When we last saw the Conner family, their lives were in a familiar state of tatters.

Dan's drywall business was stumbling, and his home was near foreclosure. One daughter (Darlene) struggled to start a local magazine; another (Becky) was tried to cope with belated motherhood.

Could anything else go wrong? Definitely. "The characters were built for disaster," producer-writer Bruce Helford said in a virtual session with the Television Critics Association (TCA).

The Conners season-finale aired in May but was taped before the virus shutdown. Now the show is back, at 9 p.m. ET, Wednesdays; its return (Oct. 21) makes ABC the first network this season with a first-run night of situation comedies.

And yes, the pandemic is instantly reflected. As Helford put it: "A family that knows how to get through hard times…is thrown a curve like never before."

Dan (John Goodman) has three children and four grandchildren, plus his late wife's sister (Laurie Metcalf), his girlfriend (Katey Sagal), his daughter's boyfriend (Jay R. Ferguson), and more. This little house is often stuffed, and he's had trouble paying for it.

Viewers met these people 32 years ago as the scope of TV comedies suddenly broadened.

That was a post-Bunker era when sitcoms were filled with white-collar comfort. The most popular one, The Cosby Show, centered on a doctor married to a lawyer.

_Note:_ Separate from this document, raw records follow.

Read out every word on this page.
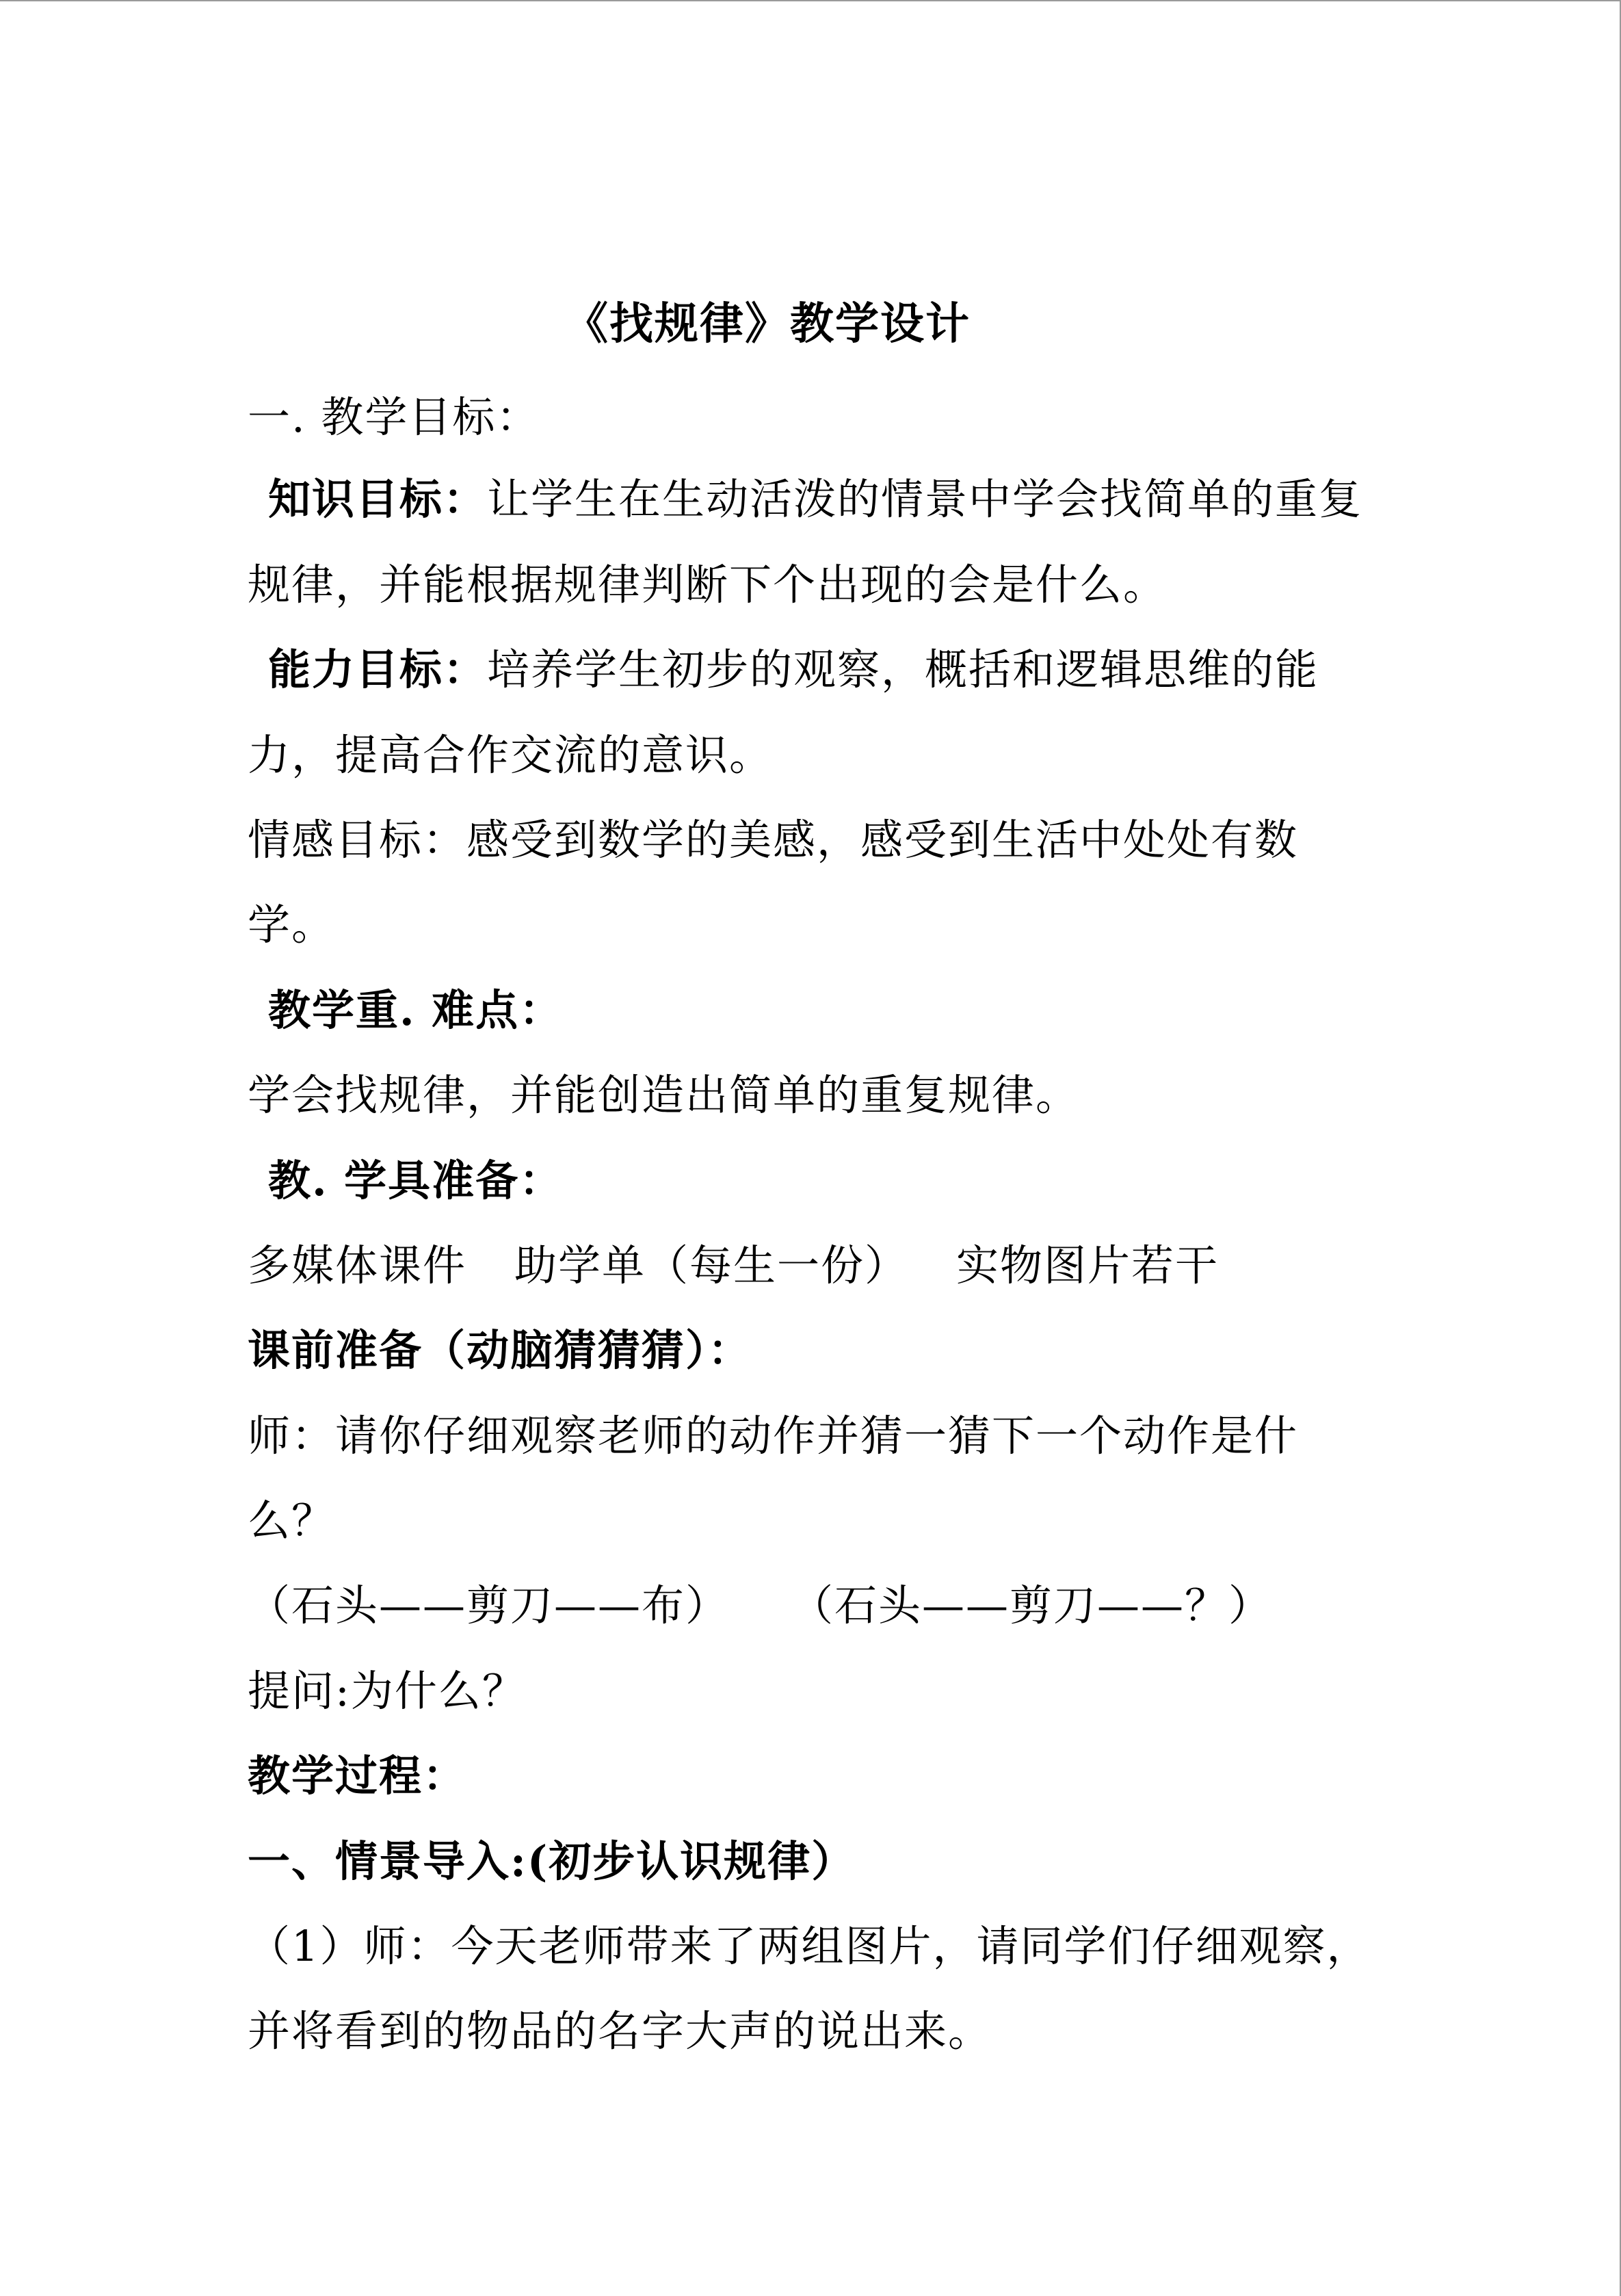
《找规律》教学设计
一. 教学目标：
知识目标：让学生在生动活泼的情景中学会找简单的重复
规律，并能根据规律判断下个出现的会是什么。
能力目标：培养学生初步的观察，概括和逻辑思维的能
力，提高合作交流的意识。
情感目标：感受到数学的美感，感受到生活中处处有数
学。
教学重. 难点：
学会找规律，并能创造出简单的重复规律。
教. 学具准备：
多媒体课件 助学单（每生一份） 实物图片若干
课前准备（动脑猜猜猜）：
师：请你仔细观察老师的动作并猜一猜下一个动作是什
么？
（石头——剪刀——布） （石头——剪刀——？）
提问:为什么？
教学过程：
一、情景导入:(初步认识规律）
（1）师：今天老师带来了两组图片，请同学们仔细观察，
并将看到的物品的名字大声的说出来。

Then Roseanne (as it was called back then) arrived in 1988. Roseanne Barr starred as Dan's wife, working with her sister Jackie at Wellman Plastics, where their boss was George Clooney. "Working with George was fantastic…. He's infamous for being such a practical joker," Metcalf said.

Viewers embraced it instantly. In its first year, Roseanne was second only to Cosby in the Nielsen ratings; the next year, it tied Cosby for No. 1. It spent four more years in the top-four and two more at No. 10 and 16. After ratings fell the next season, it ended its nine-year run.

Two decades later, ABC timidly approved a reboot, for eight late-season episodes. Ratings were huge, so the show was given a key spot in the fall line-up then was dropped after Barr's tweet drew disdain.

Sara Gilbert (who plays Darlene) led the charge to keep the show alive. It returned with Dan widowed.

Goodman, 68, describes him as a guy who's "pretty much where I'm at – broken-down, a shell of my former self, and on my knees, begging for mercy from God."

And wishing he could get mercy from the bank. The third-season opener flashes the money problems and brings key job changes. As usual, it finds a fair amount of humor and hope.

The second episode, Helford said, will be keyed to its Oct. 28 date. It "discusses Halloween because Halloween won't be the same this year," and the spooky holiday was always a Conner favorite.

It also addresses "the polarization of America."

The show has always been like that, willing to turn serious suddenly. One episode, Gilbert said, "deals with toxic work environment."

Chances are, it will be funny, and the Conners will survive.